Surpreende, ainda, que a situação ocorra enquanto o Keane celebra em turnê seu primeiro álbum, “Hopes and Fears” (2004). Na época, o trabalho chegou a ser apontado pela imprensa especializada como uma tentativa de cópia do Travis.
Há tempos o Keane conquistou um público cativo no Brasil. Não precisa de tour comemorativa de disco de sucesso para conseguir boa repercussão. Exceção à estreia em 2007, quando tocou em dois dias no então Credicard Hall (hoje Vibra) para uma plateia que somada não encheria um, todas as outras tiveram ingressos esgotados (como na ocasião do último sábado, 9) ou quase. Até quando serviram de atração convidada do Maroon 5, em 2012, além do evento com lotação máxima, tiveram resposta do público como se fossem a atração principal.
Flashmob fora de ordem
A sexta vinda do Keane ao Brasil também passou por Curitiba e Rio de Janeiro antes do encerramento em São Paulo. Os ingressos para as três datas acabaram há meses.
Natural, portanto, a ansiedade do público paulistano ter explodido com gritos simultâneos não porque tivesse vindo qualquer sinal do palco, mas porque havia dado 22h, horário oficial divulgado pela produtora para o início do show.
O que não pareceu espontâneo foram as bexigas que surgiram na plateia próxima ao palco quando Tim Rice-Oxley (piano), Tom Chaplin (vocal), Jesse Quin (baixo) e Richard Hughes (bateria) começaram o show com “Can’t Stop Now”.
Enquanto o mistério que torna possível a combinação de shows de rock com balões continuou sem solução, soube-se que o Keane optou por apresentar o disco “Hopes and Fears” em ordem diferente da que tem o disco. “Can’t Stop Now” é a sétima faixa, não a primeira.
A resposta ensurdecedora — e que demorou a diminuir — deixou claro que o público estava feliz com a escolha. Levou um tempo maior do que o normal para que Tom Chaplin conseguisse cumprimentar o povo e anunciasse a segunda música, “Silenced by the Night”, do disco “Strangelands” (2012). A introdução, o ritmo e o assunto dela guardam uma semelhança substantiva com “I’m Throwing My Arms Around Paris” do Morrissey, lançada três anos antes.

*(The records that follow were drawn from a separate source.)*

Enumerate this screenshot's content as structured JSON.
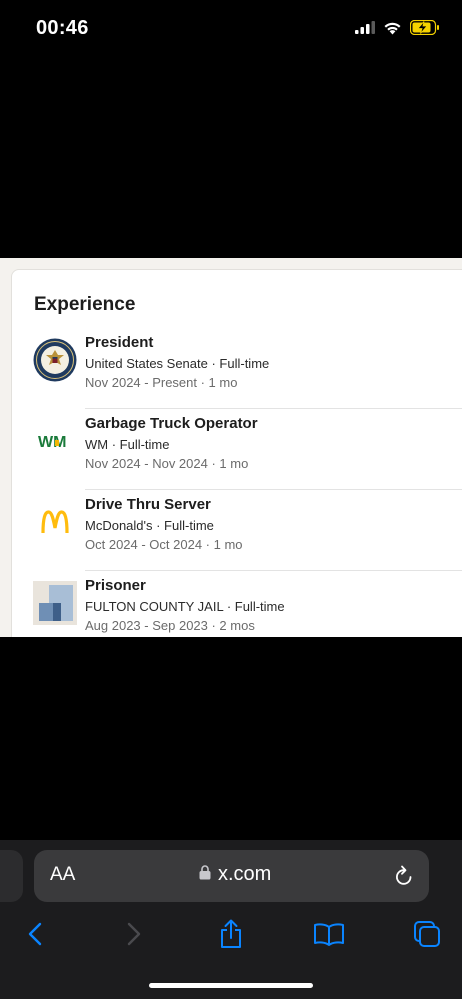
{
  "status_bar": {
    "time": "00:46"
  },
  "experience": {
    "title": "Experience",
    "entries": [
      {
        "title": "President",
        "company": "United States Senate · Full-time",
        "dates": "Nov 2024 - Present · 1 mo",
        "logo_icon": "us-senate-seal-icon"
      },
      {
        "title": "Garbage Truck Operator",
        "company": "WM · Full-time",
        "dates": "Nov 2024 - Nov 2024 · 1 mo",
        "logo_icon": "wm-logo-icon",
        "logo_text": "WM"
      },
      {
        "title": "Drive Thru Server",
        "company": "McDonald's · Full-time",
        "dates": "Oct 2024 - Oct 2024 · 1 mo",
        "logo_icon": "mcdonalds-logo-icon",
        "logo_text": "M"
      },
      {
        "title": "Prisoner",
        "company": "FULTON COUNTY JAIL · Full-time",
        "dates": "Aug 2023 - Sep 2023 · 2 mos",
        "logo_icon": "company-placeholder-icon"
      }
    ]
  },
  "browser": {
    "text_size_label": "AA",
    "url": "x.com"
  },
  "colors": {
    "accent": "#0a84ff",
    "wm_green": "#1a7a3a",
    "wm_yellow": "#f2b705",
    "mcdonalds_yellow": "#ffbc0d"
  }
}
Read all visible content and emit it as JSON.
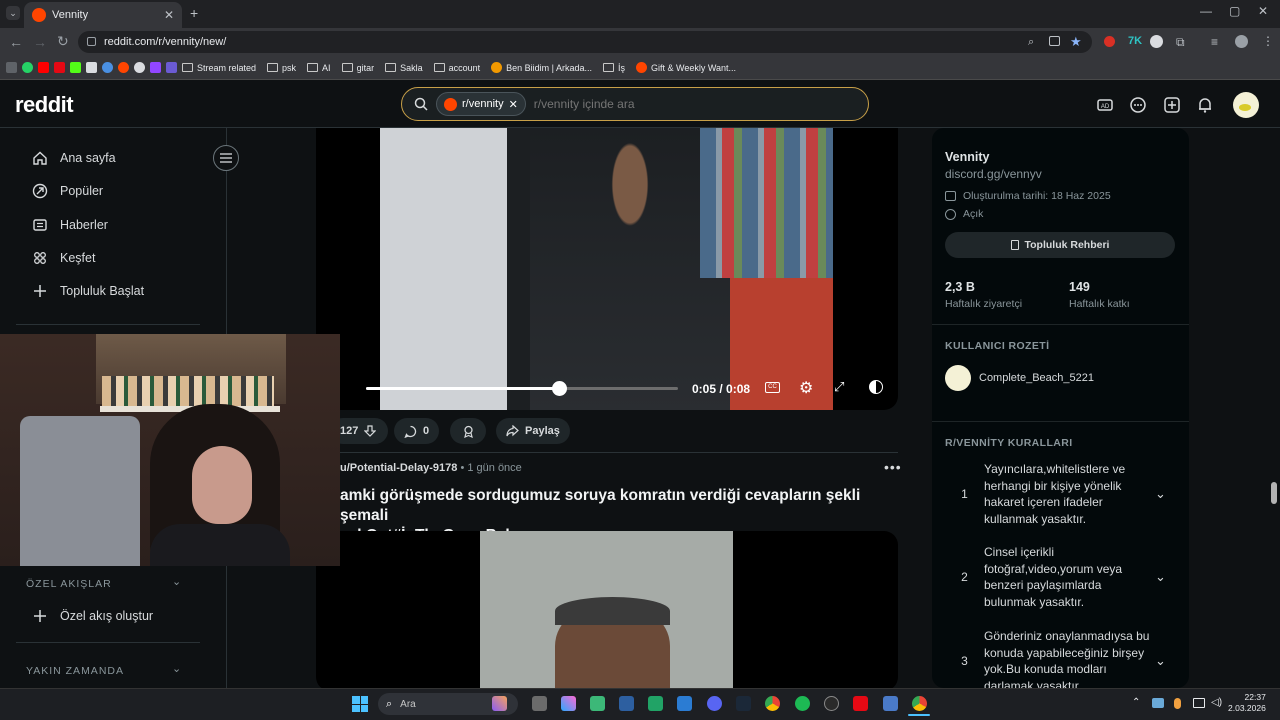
{
  "browser": {
    "tab_title": "Vennity",
    "url": "reddit.com/r/vennity/new/",
    "bookmarks": [
      "Stream related",
      "psk",
      "AI",
      "gitar",
      "Sakla",
      "account",
      "Ben Biidim | Arkada...",
      "İş",
      "Gift & Weekly Want..."
    ]
  },
  "header": {
    "logo": "reddit",
    "search_chip": "r/vennity",
    "search_placeholder": "r/vennity içinde ara"
  },
  "sidebar": {
    "items": [
      {
        "label": "Ana sayfa",
        "icon": "home-icon"
      },
      {
        "label": "Popüler",
        "icon": "popular-icon"
      },
      {
        "label": "Haberler",
        "icon": "news-icon"
      },
      {
        "label": "Keşfet",
        "icon": "explore-icon"
      },
      {
        "label": "Topluluk Başlat",
        "icon": "plus-icon"
      }
    ],
    "custom_feeds_header": "ÖZEL AKIŞLAR",
    "create_custom_feed": "Özel akış oluştur",
    "recent_header": "YAKIN ZAMANDA"
  },
  "post1": {
    "video_time": "0:05 / 0:08",
    "progress": 0.62,
    "votes": "127",
    "comments": "0",
    "share_label": "Paylaş"
  },
  "post2": {
    "author": "u/Potential-Delay-9178",
    "sep": "•",
    "time": "1 gün önce",
    "title_line1": "amki görüşmede sordugumuz soruya komratın verdiği cevapların şekli şemali",
    "title_line2": "ackOut#İnTheGameBaby"
  },
  "community": {
    "name": "Vennity",
    "link": "discord.gg/vennyv",
    "created": "Oluşturulma tarihi: 18 Haz 2025",
    "visibility": "Açık",
    "guide_button": "Topluluk Rehberi",
    "stat1_value": "2,3 B",
    "stat1_label": "Haftalık ziyaretçi",
    "stat2_value": "149",
    "stat2_label": "Haftalık katkı",
    "badge_header": "KULLANICI ROZETİ",
    "badge_user": "Complete_Beach_5221",
    "rules_header": "R/VENNİTY KURALLARI",
    "rules": [
      {
        "n": "1",
        "text": "Yayıncılara,whitelistlere ve herhangi bir kişiye yönelik hakaret içeren ifadeler kullanmak yasaktır."
      },
      {
        "n": "2",
        "text": "Cinsel içerikli fotoğraf,video,yorum veya benzeri paylaşımlarda bulunmak yasaktır."
      },
      {
        "n": "3",
        "text": "Gönderiniz onaylanmadıysa bu konuda yapabileceğiniz birşey yok.Bu konuda modları darlamak yasaktır."
      }
    ]
  },
  "taskbar": {
    "search": "Ara",
    "time": "22:37",
    "date": "2.03.2026"
  }
}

Isso não serve para corroborar o argumento crítico de que o Keane não tenha personalidade. Muito pelo contrário. Há claras influências de Smiths e U2, entre outros. A forma com que Tim Rice-Oxley conduz o piano remete à abordagem que Johnny Marr e principalmente The Edge conduziam a guitarra, cada um a seu jeito. O timbre é um pouco mais distorcido e as melodias características atingiram um nível atemporal de excelência. Justamente por isso consegue-se fazer com que uma formação que parece destinada ao rock progressivo ou ao jazz, pela presença quase inexistente de guitarra ou violão, se transforme num forte nome do pop rock mundial, com um show de uma potência improvável.
O diferencial é selado por Tom Chaplim. Além de uma simpatia genuína, o vocalista sabe como conduzir a plateia como poucos e canta como raríssimos conseguem. Esses talentos souberam cativar a plateia no começo do show, como quando amarrou uma bandeira do Brasil ao pedestal do microfone em “Your Eyes Open”, de onde ela só sairia após o encerramento. A explosão de papéis picados na canção anterior, “Bend and Break”, parecia indicar uma noite vitoriosa.
Disco de parabéns, pero no mucho
Os mesmos talentos serviram para reconduzir o andamento do show aos trilhos. “Hopes and Fears” é um disco de sucesso, com muitos hits, mas não é um disco considerado clássico, dos que fazem sentido como um todo e conquistam a admiração de fãs de outros estilos.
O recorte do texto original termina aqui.